My northern Chinese friends tell me that xiǎojie has become a slang word for prostitute -- did I understand that correctly? Is this true?
podsterFebruary 24, 2014, 11:03 AM
Your answer is interesting. It raises more questions: How should we "be careful" when we use xiao3jie ( 小姐 )? When is it okay to use it? When is it not okay? Would you personally be offended if someone said "xiaojie" to get your attention? If you don't use it yourself, what do you use instead?
Hi Adam. That just means that 美女 is in vogue and 小姐 is not. It doesn't prove that the use of 小姐 as a euphemism for prostitution is the reason for it going out of use as a term of address. Guys get called 帅哥 (handsome guy) too, but to my knowledge its not a replacement for another term of address deemed offensive. In the places that I have been in China I doubt that if I called to a young woman by saying "xiaojie!" she would hear it as "hey, prostitute!" People in China don't use the word "comrade" as a form of address much any more, and it has become a slang word to refer to homosexuals, but the latter did not necessarily cause the former. It could be simply that "comrade" went out of vogue as ideological orthodoxy receded a bit. I think if I called a someone "comrade" in China they would just think I was seriously out of date, not that I was saying "hey, homosexual person!"
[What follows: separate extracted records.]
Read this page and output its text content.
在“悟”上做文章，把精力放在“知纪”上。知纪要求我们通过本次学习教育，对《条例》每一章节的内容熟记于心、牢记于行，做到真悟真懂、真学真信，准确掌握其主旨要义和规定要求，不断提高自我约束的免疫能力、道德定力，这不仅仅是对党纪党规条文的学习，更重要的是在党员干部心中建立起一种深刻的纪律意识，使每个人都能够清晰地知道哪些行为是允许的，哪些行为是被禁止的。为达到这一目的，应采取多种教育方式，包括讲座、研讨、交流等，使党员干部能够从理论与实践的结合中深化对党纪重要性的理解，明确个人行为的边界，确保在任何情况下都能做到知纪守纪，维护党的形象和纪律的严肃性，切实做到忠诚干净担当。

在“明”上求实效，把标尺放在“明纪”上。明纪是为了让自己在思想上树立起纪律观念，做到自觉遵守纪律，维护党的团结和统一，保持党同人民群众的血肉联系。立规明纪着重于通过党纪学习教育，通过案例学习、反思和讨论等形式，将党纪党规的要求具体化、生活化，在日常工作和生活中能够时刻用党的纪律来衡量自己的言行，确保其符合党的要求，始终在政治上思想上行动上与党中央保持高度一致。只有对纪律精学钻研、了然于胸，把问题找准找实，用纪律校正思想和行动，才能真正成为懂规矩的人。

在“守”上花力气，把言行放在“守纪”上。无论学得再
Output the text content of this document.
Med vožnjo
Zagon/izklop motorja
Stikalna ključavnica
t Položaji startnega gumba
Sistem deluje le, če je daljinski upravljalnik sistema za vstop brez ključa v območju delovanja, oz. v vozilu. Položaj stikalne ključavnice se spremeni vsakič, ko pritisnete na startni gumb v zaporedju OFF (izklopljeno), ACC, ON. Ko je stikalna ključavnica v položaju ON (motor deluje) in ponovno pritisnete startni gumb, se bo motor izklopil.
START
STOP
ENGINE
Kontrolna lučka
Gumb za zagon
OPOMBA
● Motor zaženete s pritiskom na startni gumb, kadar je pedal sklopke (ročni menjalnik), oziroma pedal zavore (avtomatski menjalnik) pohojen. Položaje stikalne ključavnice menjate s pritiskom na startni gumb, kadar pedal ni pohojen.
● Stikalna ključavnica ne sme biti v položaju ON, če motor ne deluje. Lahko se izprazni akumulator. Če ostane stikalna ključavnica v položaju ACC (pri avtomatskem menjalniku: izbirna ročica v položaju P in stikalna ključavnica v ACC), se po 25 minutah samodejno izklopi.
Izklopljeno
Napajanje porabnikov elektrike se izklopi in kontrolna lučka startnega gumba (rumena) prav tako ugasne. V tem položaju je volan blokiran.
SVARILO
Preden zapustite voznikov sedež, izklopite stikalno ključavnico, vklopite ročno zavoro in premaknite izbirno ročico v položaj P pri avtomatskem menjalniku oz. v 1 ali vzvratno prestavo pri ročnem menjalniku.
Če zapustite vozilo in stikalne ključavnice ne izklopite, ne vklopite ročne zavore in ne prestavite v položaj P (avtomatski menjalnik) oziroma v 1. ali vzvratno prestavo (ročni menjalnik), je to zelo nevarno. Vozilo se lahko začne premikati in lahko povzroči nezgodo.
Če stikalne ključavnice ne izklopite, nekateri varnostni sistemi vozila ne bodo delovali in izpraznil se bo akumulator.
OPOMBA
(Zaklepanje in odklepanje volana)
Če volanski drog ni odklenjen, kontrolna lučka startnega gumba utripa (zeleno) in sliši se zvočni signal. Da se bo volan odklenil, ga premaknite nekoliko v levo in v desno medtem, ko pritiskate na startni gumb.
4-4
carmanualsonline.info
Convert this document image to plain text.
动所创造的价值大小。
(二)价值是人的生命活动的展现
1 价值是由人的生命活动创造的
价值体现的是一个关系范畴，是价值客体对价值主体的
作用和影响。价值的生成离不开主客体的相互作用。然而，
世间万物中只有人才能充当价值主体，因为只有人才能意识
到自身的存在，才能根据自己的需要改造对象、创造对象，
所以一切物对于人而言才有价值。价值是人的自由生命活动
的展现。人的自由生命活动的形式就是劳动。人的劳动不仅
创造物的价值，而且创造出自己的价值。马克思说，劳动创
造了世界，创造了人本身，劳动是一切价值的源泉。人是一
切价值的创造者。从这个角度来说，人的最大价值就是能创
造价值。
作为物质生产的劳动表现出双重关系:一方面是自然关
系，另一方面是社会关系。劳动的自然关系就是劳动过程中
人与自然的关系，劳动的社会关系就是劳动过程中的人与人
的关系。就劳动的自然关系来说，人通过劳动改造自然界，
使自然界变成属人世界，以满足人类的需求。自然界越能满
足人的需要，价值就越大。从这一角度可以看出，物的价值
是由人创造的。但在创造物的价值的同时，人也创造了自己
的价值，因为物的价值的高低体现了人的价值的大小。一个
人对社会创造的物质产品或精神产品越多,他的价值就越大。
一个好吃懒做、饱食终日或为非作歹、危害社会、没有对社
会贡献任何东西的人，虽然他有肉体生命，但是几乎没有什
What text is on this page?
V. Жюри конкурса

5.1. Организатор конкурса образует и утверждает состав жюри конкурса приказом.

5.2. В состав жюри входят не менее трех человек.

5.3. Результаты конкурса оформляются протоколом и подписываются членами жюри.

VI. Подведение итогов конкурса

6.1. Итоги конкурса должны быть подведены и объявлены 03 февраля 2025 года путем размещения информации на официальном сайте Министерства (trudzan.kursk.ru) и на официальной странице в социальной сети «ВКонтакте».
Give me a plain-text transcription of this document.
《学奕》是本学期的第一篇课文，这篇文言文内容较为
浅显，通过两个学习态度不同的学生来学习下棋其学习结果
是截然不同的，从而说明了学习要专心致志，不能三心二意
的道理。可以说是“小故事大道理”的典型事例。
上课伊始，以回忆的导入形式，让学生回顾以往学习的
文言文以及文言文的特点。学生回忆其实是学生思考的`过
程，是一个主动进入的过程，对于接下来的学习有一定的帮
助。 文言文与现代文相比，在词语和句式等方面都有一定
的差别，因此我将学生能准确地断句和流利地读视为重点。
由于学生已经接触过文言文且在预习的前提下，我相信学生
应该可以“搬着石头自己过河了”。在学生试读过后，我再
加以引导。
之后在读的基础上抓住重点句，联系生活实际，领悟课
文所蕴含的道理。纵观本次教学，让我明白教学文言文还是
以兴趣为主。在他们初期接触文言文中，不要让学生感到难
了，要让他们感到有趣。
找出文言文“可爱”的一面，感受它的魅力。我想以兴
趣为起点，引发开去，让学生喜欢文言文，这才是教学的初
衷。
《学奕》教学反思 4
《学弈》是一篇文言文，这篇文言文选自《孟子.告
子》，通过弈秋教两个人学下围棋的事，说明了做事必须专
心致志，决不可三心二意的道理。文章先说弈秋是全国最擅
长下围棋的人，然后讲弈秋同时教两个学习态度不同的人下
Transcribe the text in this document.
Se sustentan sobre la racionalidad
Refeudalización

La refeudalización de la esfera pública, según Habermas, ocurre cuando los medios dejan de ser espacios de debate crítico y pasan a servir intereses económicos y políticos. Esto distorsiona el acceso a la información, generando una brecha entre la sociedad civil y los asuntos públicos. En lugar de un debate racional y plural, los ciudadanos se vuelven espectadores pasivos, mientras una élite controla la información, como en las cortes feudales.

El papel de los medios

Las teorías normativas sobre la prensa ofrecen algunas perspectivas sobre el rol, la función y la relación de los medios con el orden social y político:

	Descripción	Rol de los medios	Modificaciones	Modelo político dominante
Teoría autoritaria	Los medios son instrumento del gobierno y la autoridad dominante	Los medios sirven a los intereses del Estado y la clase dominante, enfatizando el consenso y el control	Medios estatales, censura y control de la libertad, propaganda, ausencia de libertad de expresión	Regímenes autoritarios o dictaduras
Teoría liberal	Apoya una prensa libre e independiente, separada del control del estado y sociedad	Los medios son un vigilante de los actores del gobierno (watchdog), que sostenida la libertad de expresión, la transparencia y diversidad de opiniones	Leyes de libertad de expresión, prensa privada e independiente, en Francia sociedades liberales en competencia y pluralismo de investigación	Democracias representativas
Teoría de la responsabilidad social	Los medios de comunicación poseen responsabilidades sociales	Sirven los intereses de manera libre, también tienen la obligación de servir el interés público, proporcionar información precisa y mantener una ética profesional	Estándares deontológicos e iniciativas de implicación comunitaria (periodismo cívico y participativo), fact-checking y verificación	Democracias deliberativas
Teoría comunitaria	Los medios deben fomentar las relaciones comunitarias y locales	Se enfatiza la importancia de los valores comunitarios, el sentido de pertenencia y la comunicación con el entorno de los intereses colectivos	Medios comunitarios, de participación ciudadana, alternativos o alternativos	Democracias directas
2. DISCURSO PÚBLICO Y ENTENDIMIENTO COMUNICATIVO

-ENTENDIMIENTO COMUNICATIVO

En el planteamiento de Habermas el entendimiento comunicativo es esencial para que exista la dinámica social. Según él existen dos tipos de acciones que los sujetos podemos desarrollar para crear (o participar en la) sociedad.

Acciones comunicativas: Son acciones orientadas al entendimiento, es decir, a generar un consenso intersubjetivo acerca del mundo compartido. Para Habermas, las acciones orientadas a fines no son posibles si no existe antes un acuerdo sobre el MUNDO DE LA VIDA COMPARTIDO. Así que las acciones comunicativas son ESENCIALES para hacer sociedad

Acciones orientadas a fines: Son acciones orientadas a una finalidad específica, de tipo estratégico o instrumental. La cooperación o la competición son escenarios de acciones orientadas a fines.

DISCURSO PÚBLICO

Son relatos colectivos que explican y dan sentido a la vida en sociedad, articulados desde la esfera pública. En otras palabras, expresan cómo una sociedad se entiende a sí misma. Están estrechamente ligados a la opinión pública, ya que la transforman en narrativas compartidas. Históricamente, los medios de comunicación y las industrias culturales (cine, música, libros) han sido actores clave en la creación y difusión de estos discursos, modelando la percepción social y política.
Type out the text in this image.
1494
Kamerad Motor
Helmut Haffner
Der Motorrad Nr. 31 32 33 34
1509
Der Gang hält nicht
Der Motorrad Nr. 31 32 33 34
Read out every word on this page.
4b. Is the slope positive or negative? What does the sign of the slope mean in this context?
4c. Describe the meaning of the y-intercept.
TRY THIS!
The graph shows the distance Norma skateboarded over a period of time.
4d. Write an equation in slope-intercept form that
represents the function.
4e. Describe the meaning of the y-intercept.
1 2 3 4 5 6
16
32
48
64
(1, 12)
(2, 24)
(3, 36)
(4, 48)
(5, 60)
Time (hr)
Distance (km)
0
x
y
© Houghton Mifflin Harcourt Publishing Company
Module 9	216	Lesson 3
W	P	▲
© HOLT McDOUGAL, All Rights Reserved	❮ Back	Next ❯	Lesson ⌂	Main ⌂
If you are convinced that this is not the case, at least where you were, I will defer to your experience. I also realize that xiaojie is used in the the third person to describe prostitution, e.g., "zuo xiaojie" (work as a prostitute / prostitute oneself). I am just questioning whether it is really dangerous to use (in terms of possibly offending someone) , or simply outdated, or neither. I have certainly heard "xiaojie" used as a term of address (innocently) in China by Chinese people.
I once had a Chinese teacher who cautioned on the use of 姑娘 (gu1niang, young woman or girl) as well, though I confess I don't remember what the "rules" are. I think it's okay if a much older guy says it to or about a young woman, but would seen as very presumptuous if the two were close in age. Maybe Lily can speak to the use of 姑娘 as well.
Well it seems to vary by region because from listening to chinesepod they use it often and seem to imply that it's ok to use in shanghai.
I just know from what my chinese girlfriend told me that most southern people in China won't use 小姐 because of its connotation with prostitutes.
Not that this answers your question, but i've only heard people in Beijing in situations where they don't use 小姐. Situations where they might have called to a woman to get their attention and could have said 小姐, they've said 服务员, or 对不起,你的.... or 请问一下, or otherwise made eye contact and said something to that person. And in introducing a woman, people seem to just use their name.